As Jacob Harb, BMW of North America’s manager of electric vehicle sales and strategy, told Automotive News, “If the product is good enough, the price isn’t necessarily an issue.” Especially when the i3 lists for about the same price as a Chevy Volt and a Nissan Leaf before government and factory discounts. Nissan officials, in fact, say the price of the Leaf is heading downwards thanks to a long list of reasons, including manufacturing in right-to-work Tennessee (not high-cost Japan), and cost savings realized in a relentless pursuit by Nissan’s engineers.
“The goal has always been to make electric vehicles affordable for the mass population,” Brendan Jones, Nissan North America director for electric vehicle marketing and infrastructure development, told the industry publication.

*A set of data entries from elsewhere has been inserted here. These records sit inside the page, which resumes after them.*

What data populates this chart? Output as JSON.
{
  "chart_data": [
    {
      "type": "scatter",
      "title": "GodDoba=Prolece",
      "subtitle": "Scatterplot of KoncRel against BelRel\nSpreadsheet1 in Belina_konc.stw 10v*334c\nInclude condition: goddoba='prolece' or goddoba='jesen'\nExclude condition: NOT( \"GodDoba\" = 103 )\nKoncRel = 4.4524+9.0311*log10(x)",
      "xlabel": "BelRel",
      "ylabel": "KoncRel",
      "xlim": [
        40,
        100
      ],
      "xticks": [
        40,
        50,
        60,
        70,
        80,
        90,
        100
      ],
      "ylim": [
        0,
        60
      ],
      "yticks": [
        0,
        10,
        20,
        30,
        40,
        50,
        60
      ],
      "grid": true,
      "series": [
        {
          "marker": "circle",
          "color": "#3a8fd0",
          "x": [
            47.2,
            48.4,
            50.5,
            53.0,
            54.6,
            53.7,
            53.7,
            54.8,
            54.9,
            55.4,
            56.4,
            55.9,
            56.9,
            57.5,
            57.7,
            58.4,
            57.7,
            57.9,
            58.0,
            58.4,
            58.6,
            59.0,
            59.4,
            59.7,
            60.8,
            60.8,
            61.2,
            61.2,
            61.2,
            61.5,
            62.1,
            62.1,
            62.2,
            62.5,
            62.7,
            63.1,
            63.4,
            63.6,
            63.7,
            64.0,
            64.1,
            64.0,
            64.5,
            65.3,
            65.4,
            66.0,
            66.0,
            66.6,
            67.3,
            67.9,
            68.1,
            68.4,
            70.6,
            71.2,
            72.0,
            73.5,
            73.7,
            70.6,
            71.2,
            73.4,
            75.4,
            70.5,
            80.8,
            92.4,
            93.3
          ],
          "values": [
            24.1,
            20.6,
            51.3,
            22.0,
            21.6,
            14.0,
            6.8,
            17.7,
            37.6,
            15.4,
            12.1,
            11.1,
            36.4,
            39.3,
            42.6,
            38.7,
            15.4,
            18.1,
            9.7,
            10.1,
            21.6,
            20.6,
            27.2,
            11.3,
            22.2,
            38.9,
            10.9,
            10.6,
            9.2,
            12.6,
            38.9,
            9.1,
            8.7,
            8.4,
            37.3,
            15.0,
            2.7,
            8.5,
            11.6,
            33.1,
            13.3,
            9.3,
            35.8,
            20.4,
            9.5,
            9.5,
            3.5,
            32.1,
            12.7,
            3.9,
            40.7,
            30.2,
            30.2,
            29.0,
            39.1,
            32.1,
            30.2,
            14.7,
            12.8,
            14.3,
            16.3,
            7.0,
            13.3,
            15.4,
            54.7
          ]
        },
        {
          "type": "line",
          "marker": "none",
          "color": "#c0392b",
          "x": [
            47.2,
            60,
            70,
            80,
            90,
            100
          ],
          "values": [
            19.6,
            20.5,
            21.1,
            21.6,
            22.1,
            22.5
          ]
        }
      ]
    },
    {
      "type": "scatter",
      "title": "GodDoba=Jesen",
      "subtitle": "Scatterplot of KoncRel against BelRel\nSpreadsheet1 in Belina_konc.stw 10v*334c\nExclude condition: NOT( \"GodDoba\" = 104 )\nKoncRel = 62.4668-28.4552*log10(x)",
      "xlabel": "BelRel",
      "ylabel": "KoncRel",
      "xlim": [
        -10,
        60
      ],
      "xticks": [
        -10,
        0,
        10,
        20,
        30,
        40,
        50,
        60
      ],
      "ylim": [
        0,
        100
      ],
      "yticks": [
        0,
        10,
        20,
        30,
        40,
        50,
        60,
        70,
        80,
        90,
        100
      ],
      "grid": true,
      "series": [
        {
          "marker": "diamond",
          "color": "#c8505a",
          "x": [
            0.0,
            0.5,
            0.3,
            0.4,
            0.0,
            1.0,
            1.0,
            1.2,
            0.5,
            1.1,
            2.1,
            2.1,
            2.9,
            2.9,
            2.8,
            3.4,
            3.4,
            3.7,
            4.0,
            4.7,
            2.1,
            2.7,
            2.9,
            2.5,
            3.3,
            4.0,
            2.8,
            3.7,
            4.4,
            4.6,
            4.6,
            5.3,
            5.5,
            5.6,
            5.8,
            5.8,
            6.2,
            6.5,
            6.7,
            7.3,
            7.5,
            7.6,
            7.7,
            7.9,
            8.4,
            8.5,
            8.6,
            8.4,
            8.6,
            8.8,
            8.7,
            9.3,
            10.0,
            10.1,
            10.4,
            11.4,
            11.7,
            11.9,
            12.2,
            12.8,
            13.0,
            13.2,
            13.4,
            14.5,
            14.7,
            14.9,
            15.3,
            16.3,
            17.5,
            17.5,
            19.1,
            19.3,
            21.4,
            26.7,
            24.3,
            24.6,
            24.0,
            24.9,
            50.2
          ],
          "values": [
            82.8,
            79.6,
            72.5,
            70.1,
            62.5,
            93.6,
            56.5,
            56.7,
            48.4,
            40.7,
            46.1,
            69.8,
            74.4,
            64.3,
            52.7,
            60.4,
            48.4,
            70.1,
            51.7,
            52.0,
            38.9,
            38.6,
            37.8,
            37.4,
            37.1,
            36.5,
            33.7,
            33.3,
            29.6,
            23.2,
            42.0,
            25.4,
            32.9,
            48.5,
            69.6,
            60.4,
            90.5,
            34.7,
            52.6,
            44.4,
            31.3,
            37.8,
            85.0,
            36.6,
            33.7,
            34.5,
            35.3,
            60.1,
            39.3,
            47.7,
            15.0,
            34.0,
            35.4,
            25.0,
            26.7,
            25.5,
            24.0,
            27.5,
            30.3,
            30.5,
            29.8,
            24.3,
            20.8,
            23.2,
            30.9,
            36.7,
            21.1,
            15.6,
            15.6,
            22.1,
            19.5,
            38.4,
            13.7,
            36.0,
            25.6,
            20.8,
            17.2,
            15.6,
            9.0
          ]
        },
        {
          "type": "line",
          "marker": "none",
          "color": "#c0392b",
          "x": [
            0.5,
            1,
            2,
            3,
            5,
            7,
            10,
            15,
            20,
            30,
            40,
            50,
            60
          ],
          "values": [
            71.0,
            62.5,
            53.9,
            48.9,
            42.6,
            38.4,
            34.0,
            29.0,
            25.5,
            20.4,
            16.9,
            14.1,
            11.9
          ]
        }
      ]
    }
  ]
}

GM, of course, is expanding its EV offerings beyond the Volt. The Spark EV is coming to Canadian showrooms this year, for instance. The Spark EV is being marketed as a racy city runabout, not a green machine and that suits Landy perfectly.
Meantime, Audi is readying the launch of its A3 e-tron plug-in hybrid and this year Mercedes-Benz Canada will sell the Smart fortwo EV.
Chrysler’s Fiat partner plans to sell the 500e EV, and Ford already sells plug-in hybrid versions of the C-Max van and Fusion sedan, as well as the Focus EV compact.
Mitsubishi has an Outlander plug-in coming next year, the Cadillac ELR plug-in hybrid is on the way, and Honda has a Fit EV and Accord plug-in filling out its product plan.
Coming from Kia and its partner Hyundai are plug-in hybrid versions of the Optima and Sonata, respectively, a Golf EV and plug-in hybrid are being readied by Volkswagen and even Land Rover has plans for a Range Rover plug-in. Land Rover officials hint that we’ll see the latter this September at the Frankfurt motor show.
Yes, BMW has fired a big EV blast and it’s a loud one as EVs struggle to get traction in the market.
But BMW is hardly alone. EVs are real, even if they are not going to be sold in giant numbers for the foreseeable future.